Developing nations urged rich nations at UN climate talks this week to raise aid despite the financial crisis to help the poor cope with global warming and safeguard tropical forests. The UN’s top climate official said the Dec.1-12 meeting of 10,700 delegates had started well as the half-way point in negotiations to agree a new climate treaty by the end of 2009 in Copenhagen. Developing nations say they will need billions of dollars to help them combat warming and adapt to changes such as droughts, floods, more powerful cyclones and rising seas. Rich nations say they will help, but have made few pledges.
The death toll from Zimbabwe’s worst recorded cholera epidemic has risen to nearly 500, the World Health Organization (WHO) said on Dec. 2, in a sign of the rapidly deepening crisis. The spread of cholera, normally a preventable and treatable disease, highlights the collapse in the once relatively prosperous African nation, where President Robert Mugabe and the opposition are squabbling over how to implement a power-sharing agreement. Opposition leader Morgan Tsvangirai’s party said talks on the unity government would resume in two weeks. Mugabe’s chief negotiator, Justice Minister Patrick Chinamasa, made no comment.
An independent United Nations human rights expert voiced his deep concern over the diminishing freedom of expression and association in Burundi, warning that violations of these freedoms imperil the rule of law in the African Great Lakes country. In recent weeks, several journalists, political opponents and representatives of civil society and trade unions have been intimidated and harassed while exercising these basic rights, according to Akich Okola, the Independent Expert on the situation of human rights in Burundi. He is calling for the immediate release of those who have been arrested.

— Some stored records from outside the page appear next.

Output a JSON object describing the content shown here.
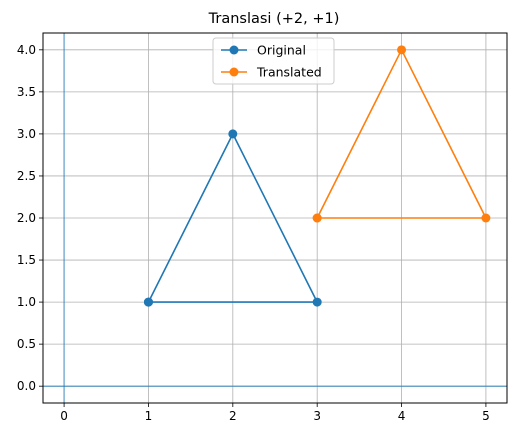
{
  "chart_data": {
    "type": "line",
    "title": "Translasi (+2, +1)",
    "xlabel": "",
    "ylabel": "",
    "xlim": [
      -0.25,
      5.25
    ],
    "ylim": [
      -0.2,
      4.2
    ],
    "xticks": [
      0,
      1,
      2,
      3,
      4,
      5
    ],
    "xtick_labels": [
      "0",
      "1",
      "2",
      "3",
      "4",
      "5"
    ],
    "yticks": [
      0.0,
      0.5,
      1.0,
      1.5,
      2.0,
      2.5,
      3.0,
      3.5,
      4.0
    ],
    "ytick_labels": [
      "0.0",
      "0.5",
      "1.0",
      "1.5",
      "2.0",
      "2.5",
      "3.0",
      "3.5",
      "4.0"
    ],
    "grid": true,
    "axis_lines": {
      "x": 0,
      "y": 0
    },
    "legend": {
      "placement": "top-center"
    },
    "series": [
      {
        "name": "Original",
        "color": "#1f77b4",
        "x": [
          1,
          2,
          3,
          1
        ],
        "y": [
          1,
          3,
          1,
          1
        ]
      },
      {
        "name": "Translated",
        "color": "#ff7f0e",
        "x": [
          3,
          4,
          5,
          3
        ],
        "y": [
          2,
          4,
          2,
          2
        ]
      }
    ]
  }
}
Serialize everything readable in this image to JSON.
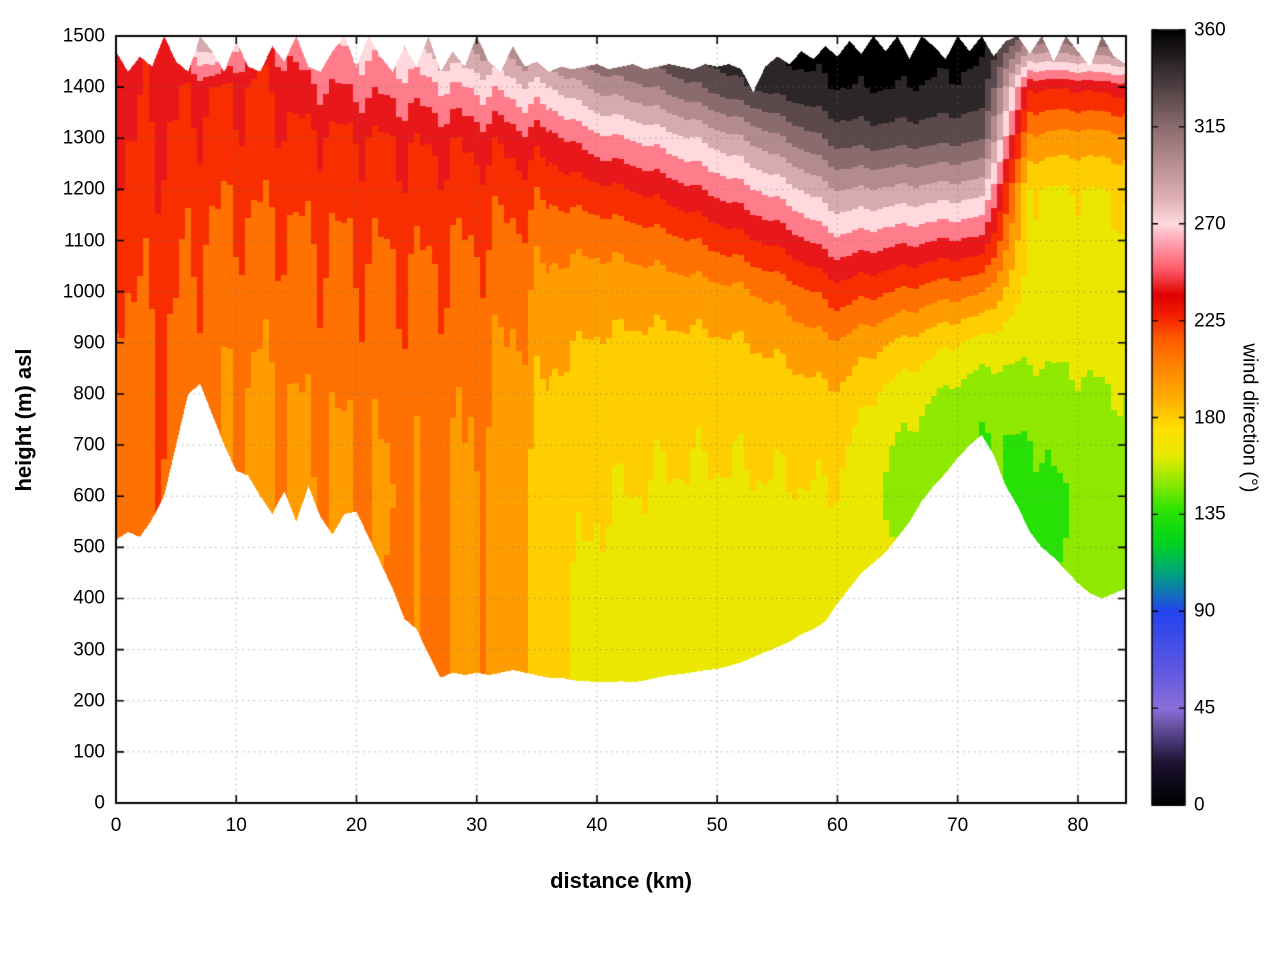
{
  "chart_data": {
    "type": "heatmap",
    "title": "",
    "xlabel": "distance (km)",
    "ylabel": "height (m) asl",
    "xlim": [
      0,
      84
    ],
    "ylim": [
      0,
      1500
    ],
    "xticks": [
      0,
      10,
      20,
      30,
      40,
      50,
      60,
      70,
      80
    ],
    "yticks": [
      0,
      100,
      200,
      300,
      400,
      500,
      600,
      700,
      800,
      900,
      1000,
      1100,
      1200,
      1300,
      1400,
      1500
    ],
    "grid": true,
    "contour_interval_deg": 15,
    "colorbar": {
      "label": "wind direction (°)",
      "min": 0,
      "max": 360,
      "ticks": [
        0,
        45,
        90,
        135,
        180,
        225,
        270,
        315,
        360
      ]
    },
    "palette_stops": [
      [
        0,
        "#000000"
      ],
      [
        20,
        "#1d1433"
      ],
      [
        45,
        "#8a6fd8"
      ],
      [
        65,
        "#5a56e2"
      ],
      [
        90,
        "#2343ef"
      ],
      [
        108,
        "#00a47c"
      ],
      [
        122,
        "#00d41e"
      ],
      [
        138,
        "#30e300"
      ],
      [
        150,
        "#8fe800"
      ],
      [
        162,
        "#e6ea00"
      ],
      [
        175,
        "#ffdf00"
      ],
      [
        190,
        "#ffab00"
      ],
      [
        204,
        "#ff8400"
      ],
      [
        217,
        "#ff5b00"
      ],
      [
        227,
        "#f62100"
      ],
      [
        237,
        "#e00000"
      ],
      [
        249,
        "#ff5a68"
      ],
      [
        261,
        "#ff9fae"
      ],
      [
        270,
        "#ffd9de"
      ],
      [
        283,
        "#dcaeb1"
      ],
      [
        297,
        "#bb9193"
      ],
      [
        314,
        "#8e6e70"
      ],
      [
        331,
        "#584749"
      ],
      [
        346,
        "#2a2426"
      ],
      [
        360,
        "#000000"
      ]
    ],
    "field": {
      "x_km": [
        0,
        4,
        8,
        12,
        16,
        20,
        24,
        28,
        32,
        36,
        40,
        44,
        48,
        52,
        56,
        60,
        64,
        68,
        72,
        76,
        80,
        84
      ],
      "y_m": [
        0,
        100,
        200,
        300,
        400,
        500,
        600,
        700,
        800,
        900,
        1000,
        1100,
        1200,
        1300,
        1400,
        1500
      ],
      "wind_direction_deg": [
        [
          205,
          205,
          205,
          205,
          205,
          204,
          203,
          205,
          210,
          212,
          216,
          222,
          228,
          232,
          235,
          230
        ],
        [
          212,
          212,
          212,
          212,
          212,
          212,
          212,
          213,
          215,
          216,
          219,
          223,
          227,
          231,
          234,
          240
        ],
        [
          204,
          204,
          204,
          204,
          204,
          204,
          204,
          203,
          204,
          206,
          209,
          213,
          219,
          226,
          232,
          300
        ],
        [
          200,
          200,
          200,
          200,
          200,
          199,
          198,
          198,
          200,
          204,
          208,
          214,
          220,
          226,
          231,
          238
        ],
        [
          205,
          205,
          205,
          205,
          204,
          203,
          202,
          204,
          206,
          210,
          214,
          218,
          224,
          230,
          246,
          266
        ],
        [
          208,
          208,
          208,
          208,
          206,
          205,
          204,
          205,
          208,
          212,
          216,
          220,
          226,
          232,
          252,
          272
        ],
        [
          210,
          210,
          210,
          209,
          208,
          207,
          206,
          207,
          210,
          213,
          217,
          222,
          228,
          236,
          256,
          278
        ],
        [
          207,
          207,
          206,
          205,
          205,
          204,
          204,
          205,
          207,
          210,
          214,
          219,
          226,
          236,
          262,
          302
        ],
        [
          195,
          195,
          193,
          192,
          192,
          193,
          194,
          196,
          199,
          203,
          208,
          214,
          222,
          236,
          266,
          306
        ],
        [
          178,
          178,
          176,
          175,
          175,
          176,
          178,
          181,
          185,
          190,
          197,
          206,
          221,
          241,
          276,
          321
        ],
        [
          172,
          172,
          171,
          170,
          170,
          171,
          173,
          176,
          180,
          186,
          194,
          206,
          228,
          258,
          296,
          336
        ],
        [
          170,
          170,
          170,
          169,
          169,
          170,
          172,
          175,
          179,
          185,
          194,
          210,
          235,
          266,
          306,
          346
        ],
        [
          170,
          170,
          169,
          169,
          169,
          170,
          171,
          174,
          178,
          185,
          196,
          218,
          246,
          278,
          321,
          351
        ],
        [
          169,
          169,
          169,
          168,
          168,
          169,
          171,
          174,
          179,
          187,
          200,
          228,
          258,
          292,
          336,
          356
        ],
        [
          168,
          168,
          168,
          168,
          168,
          169,
          171,
          175,
          181,
          192,
          210,
          240,
          272,
          310,
          346,
          359
        ],
        [
          167,
          167,
          167,
          167,
          167,
          168,
          171,
          176,
          185,
          200,
          225,
          258,
          292,
          328,
          352,
          360
        ],
        [
          164,
          164,
          163,
          162,
          160,
          158,
          156,
          158,
          168,
          188,
          218,
          252,
          290,
          330,
          353,
          360
        ],
        [
          160,
          160,
          159,
          158,
          156,
          153,
          150,
          150,
          158,
          178,
          210,
          248,
          288,
          328,
          351,
          360
        ],
        [
          155,
          155,
          154,
          152,
          150,
          147,
          144,
          142,
          148,
          168,
          205,
          245,
          285,
          325,
          350,
          358
        ],
        [
          148,
          148,
          146,
          144,
          141,
          139,
          138,
          142,
          152,
          162,
          168,
          170,
          172,
          200,
          235,
          320
        ],
        [
          155,
          155,
          153,
          150,
          148,
          146,
          145,
          148,
          155,
          162,
          166,
          169,
          172,
          196,
          235,
          325
        ],
        [
          160,
          160,
          158,
          156,
          154,
          152,
          151,
          153,
          158,
          163,
          167,
          170,
          174,
          198,
          240,
          330
        ]
      ]
    },
    "terrain_profile": {
      "x_km_step": 1,
      "height_m": [
        515,
        530,
        520,
        555,
        600,
        700,
        800,
        820,
        760,
        700,
        650,
        640,
        600,
        565,
        610,
        550,
        620,
        560,
        525,
        565,
        570,
        520,
        470,
        420,
        360,
        340,
        290,
        245,
        255,
        250,
        255,
        250,
        255,
        260,
        255,
        250,
        245,
        245,
        240,
        238,
        237,
        236,
        238,
        236,
        240,
        245,
        250,
        252,
        256,
        260,
        262,
        268,
        275,
        285,
        295,
        305,
        315,
        330,
        340,
        355,
        390,
        420,
        450,
        470,
        490,
        520,
        550,
        590,
        620,
        645,
        675,
        700,
        720,
        680,
        620,
        580,
        530,
        500,
        480,
        455,
        430,
        410,
        400,
        410,
        420
      ]
    },
    "top_boundary_m": [
      1470,
      1430,
      1460,
      1440,
      1500,
      1450,
      1430,
      1500,
      1470,
      1430,
      1490,
      1440,
      1430,
      1480,
      1450,
      1500,
      1440,
      1430,
      1470,
      1500,
      1440,
      1500,
      1460,
      1430,
      1480,
      1440,
      1500,
      1430,
      1470,
      1440,
      1500,
      1450,
      1430,
      1480,
      1440,
      1450,
      1430,
      1440,
      1435,
      1440,
      1445,
      1435,
      1440,
      1445,
      1435,
      1440,
      1445,
      1440,
      1435,
      1445,
      1440,
      1445,
      1435,
      1390,
      1440,
      1460,
      1445,
      1470,
      1455,
      1480,
      1460,
      1490,
      1465,
      1500,
      1470,
      1500,
      1455,
      1500,
      1480,
      1455,
      1500,
      1470,
      1500,
      1460,
      1490,
      1500,
      1465,
      1500,
      1450,
      1500,
      1470,
      1440,
      1500,
      1460,
      1445
    ]
  }
}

Nigeria’s leading anti-corruption campaigner has in recent weeks been subject to an escalating campaign of harassment, threats, and an apparent attempt on his life, Human Rights Watch (HRW) said Dec. 3. The watchdog group called on the Nigerian government to protect the campaigner, Nuhu Ribadu, former chairman of Nigeria’s Economic and Financial Crimes Commission (EFCC). In an interview with HRW in Nigeria, Ribadu, a long-serving police official, said he feared for his life and believed the threats against him – including shots fired at him in late September and telephoned death threats – were linked to his work at the EFCC.
Environmental degradation, responsible for the dangerous displacement of sand dunes in Mauritania, has wiped out homes, livestock and livelihoods throughout the desert country. An October UN study estimated that land degradation costs nearly USD 200 million annually in potential revenue losses and health care expenses. UN researchers calculated the value of lost cultivable land, disappearing trees and water sources, along with the health care expenses from respiratory and waterborne illnesses related to the poor management of natural resources. The final estimated price tag: 14 percent of the government budget is swallowed up by environmental degradation, or about USD 192 million.